The Art Institute of Chicago board just named Douglas Druick as the museum’s new director Wednesday morning.
Druick, who’s been serving as the interim director, has been with the institution for 26 years.
He headed the department of prints and drawings, as well as the department of medieval to modern European paintings and sculpture, which includes the museum’s famous Impressionist collection. Druick organized some major exhibitions, includingco-curating both “Jasper Johns: Gray” and “Van Gogh and Gauguin: The Studio of the South.” He co-wrote the catalogues for these shows.
He replaces James Cuno, the former director, who left in June to head the J. Paul Getty Trust.
Druick said he was thrilled by his appointment.
“I have followed and participated in the many successes that have been achieved here in Chicago - the renovation of the galleries, most recently the opening of the Modern Wing, a string of successful exhibitions and publications that have put us in the forefront of museum publications and exhibitions,” he said. “And now, to be in charge of it and to bring the experience I have developed over the past 20 years to bear on the institution as we move forward is very exciting for me, and I hope will be very exciting for the institution.”

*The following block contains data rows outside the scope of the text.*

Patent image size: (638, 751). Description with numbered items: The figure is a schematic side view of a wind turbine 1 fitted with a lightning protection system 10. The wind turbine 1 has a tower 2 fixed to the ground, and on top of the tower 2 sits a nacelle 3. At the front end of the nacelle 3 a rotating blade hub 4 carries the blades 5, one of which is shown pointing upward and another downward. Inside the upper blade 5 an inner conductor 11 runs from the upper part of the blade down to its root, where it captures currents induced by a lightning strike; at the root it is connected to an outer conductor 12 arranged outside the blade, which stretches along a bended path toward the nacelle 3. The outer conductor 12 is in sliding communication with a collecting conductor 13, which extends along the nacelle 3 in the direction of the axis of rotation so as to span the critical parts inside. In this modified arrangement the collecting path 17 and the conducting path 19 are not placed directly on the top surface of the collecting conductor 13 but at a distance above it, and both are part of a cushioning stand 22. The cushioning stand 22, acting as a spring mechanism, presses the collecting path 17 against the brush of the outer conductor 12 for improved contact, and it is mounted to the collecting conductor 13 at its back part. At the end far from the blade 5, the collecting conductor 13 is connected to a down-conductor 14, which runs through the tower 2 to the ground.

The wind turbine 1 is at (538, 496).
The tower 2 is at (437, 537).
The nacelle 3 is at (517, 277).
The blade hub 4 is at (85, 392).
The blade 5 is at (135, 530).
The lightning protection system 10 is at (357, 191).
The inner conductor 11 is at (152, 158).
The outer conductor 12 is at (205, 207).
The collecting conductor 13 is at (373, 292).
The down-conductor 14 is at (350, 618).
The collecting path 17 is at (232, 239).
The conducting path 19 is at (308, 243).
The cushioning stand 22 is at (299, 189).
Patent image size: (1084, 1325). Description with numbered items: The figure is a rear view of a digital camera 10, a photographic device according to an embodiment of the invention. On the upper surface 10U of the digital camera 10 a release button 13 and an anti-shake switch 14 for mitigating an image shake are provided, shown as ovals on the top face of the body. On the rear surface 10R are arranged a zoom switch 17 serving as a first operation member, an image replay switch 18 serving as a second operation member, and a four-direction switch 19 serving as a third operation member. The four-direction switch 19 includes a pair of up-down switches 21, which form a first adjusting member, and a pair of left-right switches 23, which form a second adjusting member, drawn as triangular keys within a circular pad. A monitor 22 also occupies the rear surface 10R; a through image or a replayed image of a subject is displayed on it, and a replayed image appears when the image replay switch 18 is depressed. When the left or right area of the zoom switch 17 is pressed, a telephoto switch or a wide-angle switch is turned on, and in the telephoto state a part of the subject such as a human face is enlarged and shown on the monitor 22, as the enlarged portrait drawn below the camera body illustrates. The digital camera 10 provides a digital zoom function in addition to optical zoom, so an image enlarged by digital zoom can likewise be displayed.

Druick said one of his first priorities is finding a new head of education at the Art Institute to replace someone who retired.
“We are now involved in ways of learning that involve new technology, arguably more engaged and interactive than formally, and these are some of the things that we want to consider moving forward in the way we present our programs, present the collection, but also introduce technology in various forms to the building,” he said.
Druick wants to put even more of the collections online to make them accessible. He also plans to “strategically” expand the Art Institute's permanent collection.
“We do tell the story of modern and contemporary art quite beautifully at the Art Institute – great holdings – but there are missing links, and so part of the ambition is to fill in the missing links.”
Druick said the Art Institute is financially “pretty sound" despite the struggling economy. He said the endowment was up almost 24 percent over last year.
“We are finally where we were before the crash, so that's very good news. We're optimistic about the future, cautiously, of course,” he said.
Druick said the Art Institute's financial picture improved enough to give staff a cost-of-living increase and open all the galleries. The museum had been rotating gallery closures to save money.
Like some other institutions, The Art Institute had also raised admission rates and laid off staff in response to the recession. But Druick said it was too soon to say whether the museum could reverse either of those measures. But he pointed out the institution did get rid of the additional charge for special exhibits when it increased admissions.
The chairman of the board of trustees, Tom Pritzker, called Druick one of the leading curators in the world. He said Druick’s contributions were “immeasurably important” to the development of the museum’s collections and exhibitions.
"As we looked for a new director, the search committee kept returning to Douglas' experience, intellect, and vision for the museum," Pritzker said in a release.
Before joining the Art Institute, Druick was curator of European and American prints at the National Gallery of Canada in Ottawa. He’s published extensively, including 15 exhibit catalogues. He’s also lectured around the world.